Power generators linked to Dhaka building collapse
Four generators inside the Bangladesh garment factory building that collapsed last month may have caused the disaster, a top investigator says.
The units started up after a power cut, sending powerful vibrations throughout Rana Plaza, said Main Uddin Khandaker, head of a government inquiry team.
"Together with the vibration of thousands of sewing machines, they triggered the collapse," he told AFP.
At least 500 people are known to have died and scores are unaccounted for.
Bangladesh's worst industrial disaster has sparked widespread anger in the country.
Mr Khandaker told reporters that 15 minutes before the Rana Plaza collapsed in the Dhaka suburb of Savar on 24 April, it was affected by a power cut. This set the building's generators in motion, shaking the structure, he said.

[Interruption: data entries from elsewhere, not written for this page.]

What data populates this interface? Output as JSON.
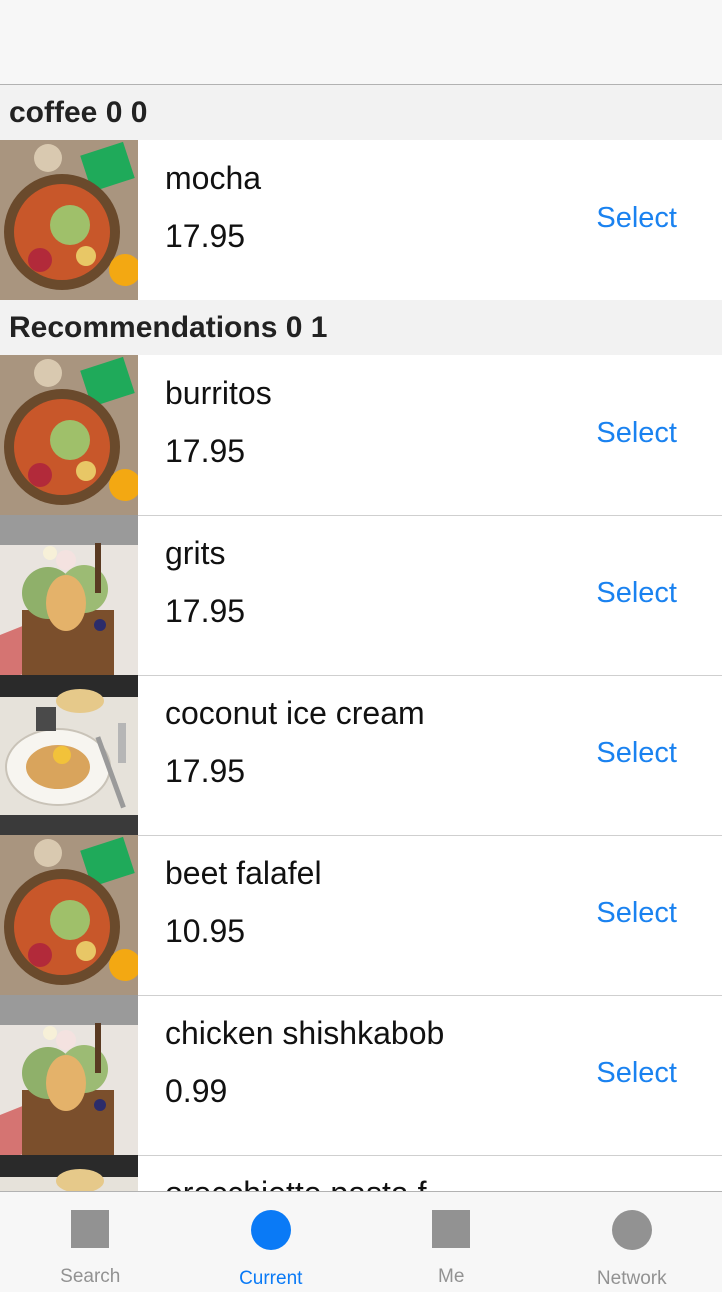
{
  "sections": [
    {
      "title": "coffee 0 0",
      "items": [
        {
          "name": "mocha",
          "price": "17.95",
          "select_label": "Select",
          "thumb": "bowl"
        }
      ]
    },
    {
      "title": "Recommendations 0 1",
      "items": [
        {
          "name": "burritos",
          "price": "17.95",
          "select_label": "Select",
          "thumb": "bowl"
        },
        {
          "name": "grits",
          "price": "17.95",
          "select_label": "Select",
          "thumb": "icecream"
        },
        {
          "name": "coconut ice cream",
          "price": "17.95",
          "select_label": "Select",
          "thumb": "pancake"
        },
        {
          "name": "beet falafel",
          "price": "10.95",
          "select_label": "Select",
          "thumb": "bowl"
        },
        {
          "name": "chicken shishkabob",
          "price": "0.99",
          "select_label": "Select",
          "thumb": "icecream"
        },
        {
          "name": "orecchiette pasta f",
          "price": "",
          "select_label": "",
          "thumb": "pancake"
        }
      ]
    }
  ],
  "tabbar": {
    "tabs": [
      {
        "label": "Search",
        "icon": "square-icon",
        "active": false
      },
      {
        "label": "Current",
        "icon": "circle-icon",
        "active": true
      },
      {
        "label": "Me",
        "icon": "square-icon",
        "active": false
      },
      {
        "label": "Network",
        "icon": "circle-icon",
        "active": false
      }
    ]
  },
  "colors": {
    "accent": "#0a7af6",
    "select_text": "#1a82f0",
    "inactive_tab": "#929292",
    "section_bg": "#f2f2f2"
  }
}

The building was not able to cope with the vibrations because it had been constructed with weak materials, such as sub-standard steel rods, Mr Khandaker added.
Late on Thursday, Bangladeshi police detained an engineer, the ninth person to be taken into custody in connection with the disaster.
Abdur Razzak Khan acted as a consultant for Rana Plaza owner Mohammed Sohel Rana, who is accused of illegally adding more floors to the building.
Correspondents say the arrest came as a surprise, as Mr Khan had reportedly warned that the complex was unsafe after cracks appeared in the structure the day before the collapse.
He appeared on a private TV station saying he had told the owners to evacuate the building because it was not safe, and that he had told government engineers that the building should be examined further.
Two other engineers are also in custody, along with Mr Rana, his father Abdul Khalek and four owners of garment factories that operated inside the building.
On Thursday, garment factories reopened across Bangladesh for the first time since the collapse.
Factory workers have held daily protests calling for tough punishments for those responsible for the disaster, and demanding improved safety regulations.
Meanwhile, Bangladesh's Finance Minister, Abul Maal Abdul Muhith, told reporters on Friday he did not think the Rana Plaza's collapse would have a "really serious" impact on the garment industry.
Steps had taken to prevent future accidents, he added.
Prime Minister Sheikh Hasina also defended the industry's safety record in an interview with CNN on Thursday.
"Anywhere in the world, any accident can take place," she said, referring to last month's deadly explosion at a fertiliser plant in the US state of Texas.
Bangladesh has one of the largest garment industries in the world, with factories supplying Western retailers such as Primark in the UK and Italy's United Colors of Benetton.
The EU has said it is considering "appropriate action" to encourage an improvement in working conditions in Bangladesh's factories, including the use of its trade preference system, which gives Bangladesh duty- and quota-free access to markets in member states.